In summary, Quora is worth joining if you’re:
- Looking for advice, insight, or feedback from a responsible community of experts.
- Interested in communicating with well-known industry leaders.
- Comfortable with using your real identity, and the responsibility that comes with it.
It would just be irresponsible if we failed to include Versioning, SitePoint's brand spankin' new community.
Last year, SitePoint started a newsletter called Versioning, which aggregated the day's most important links. It was a hit, and as of today more than 10,000 people have signed up.
The newsletter's success motivated a few SitePoint folks to take Versioning to the next level.

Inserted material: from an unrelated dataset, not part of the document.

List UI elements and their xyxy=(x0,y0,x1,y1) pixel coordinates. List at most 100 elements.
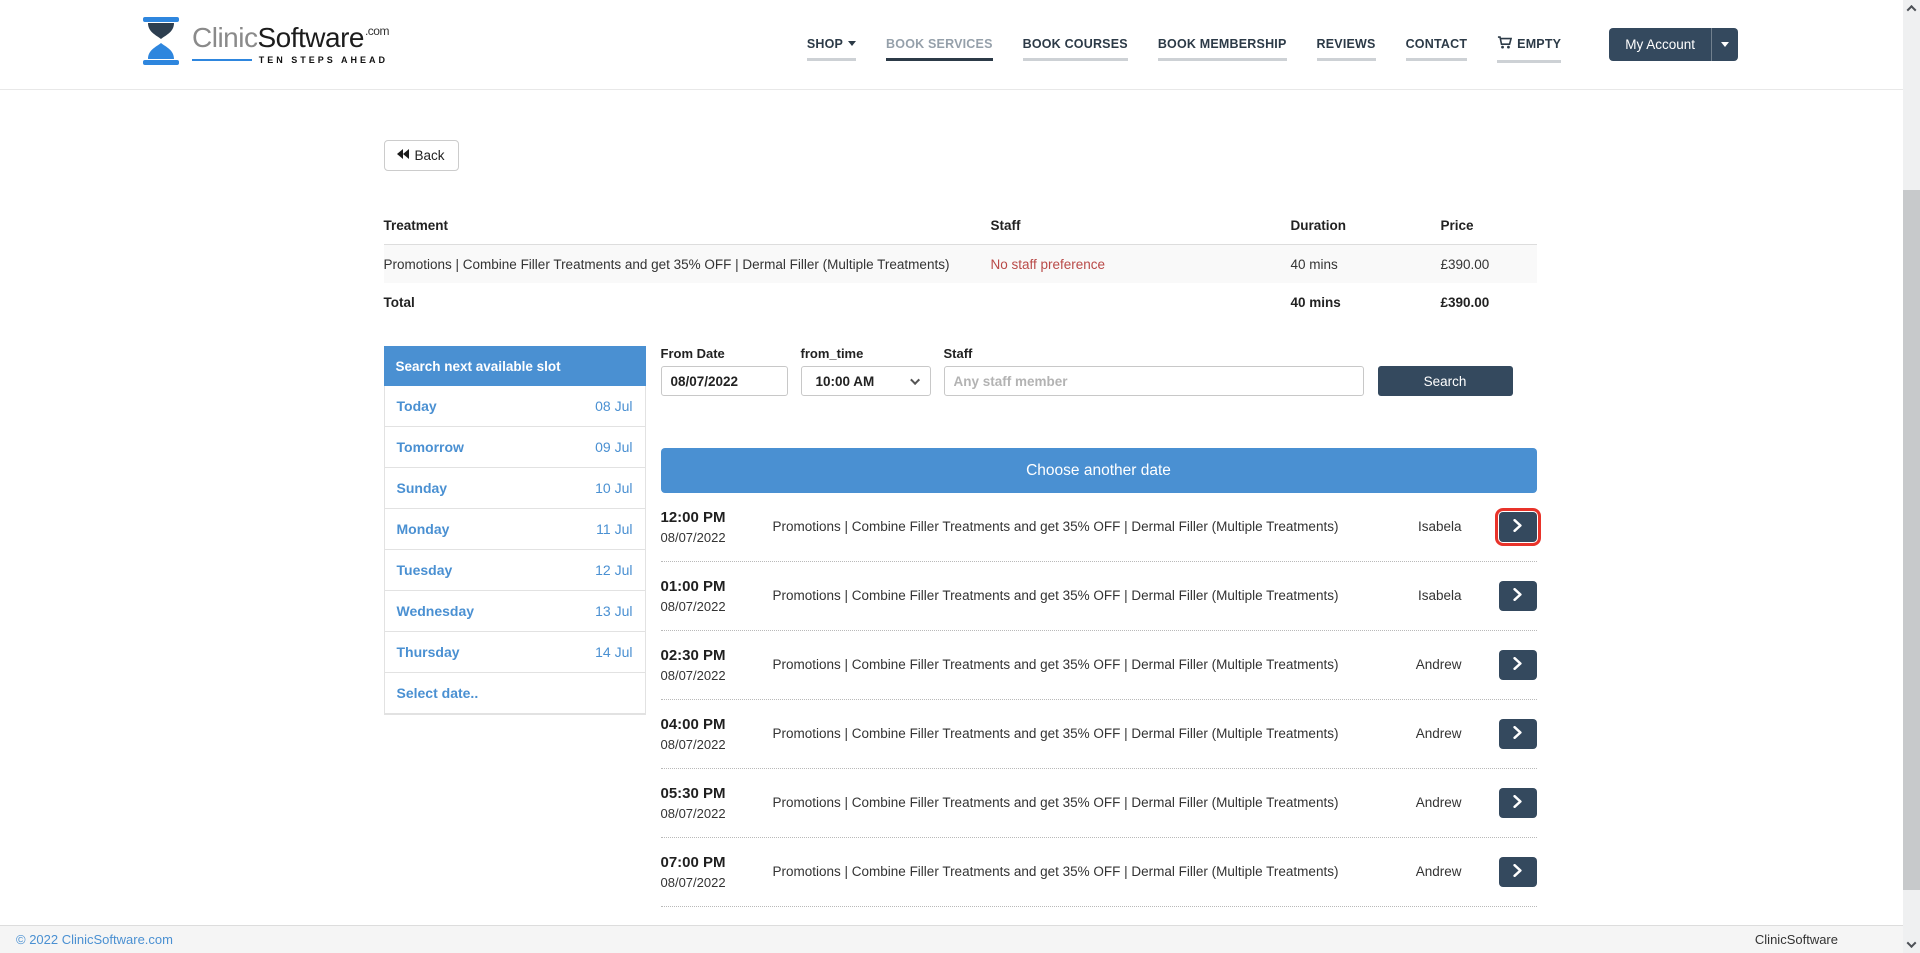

Earlier this month they launched the Versioning community: "a place for kind web folk to share incredible internet things." Jump on to share something you've found or something you've made, peruse a wild array of new links, or just hang out with your fellow users.
In summary, Versioning is worth joining if you’re:
- Looking for a new community of sharers and makers that is yet untainted by the ravages of time.
- Hunting for what's trending in the world of web development, web design, and marketing.
- Interested in providing feedback in order to make the community even better.
Whether you’re hungry for feedback, mental stimulation or under-the-radar content, one of these seven communities will provide an outlet.
Interacting with others in your field helps broaden the mind and tunes you in to new opportunities.
You’ll learn new strategies, meet good people, and develop a more nuanced understanding of your industry, and where you fit in it.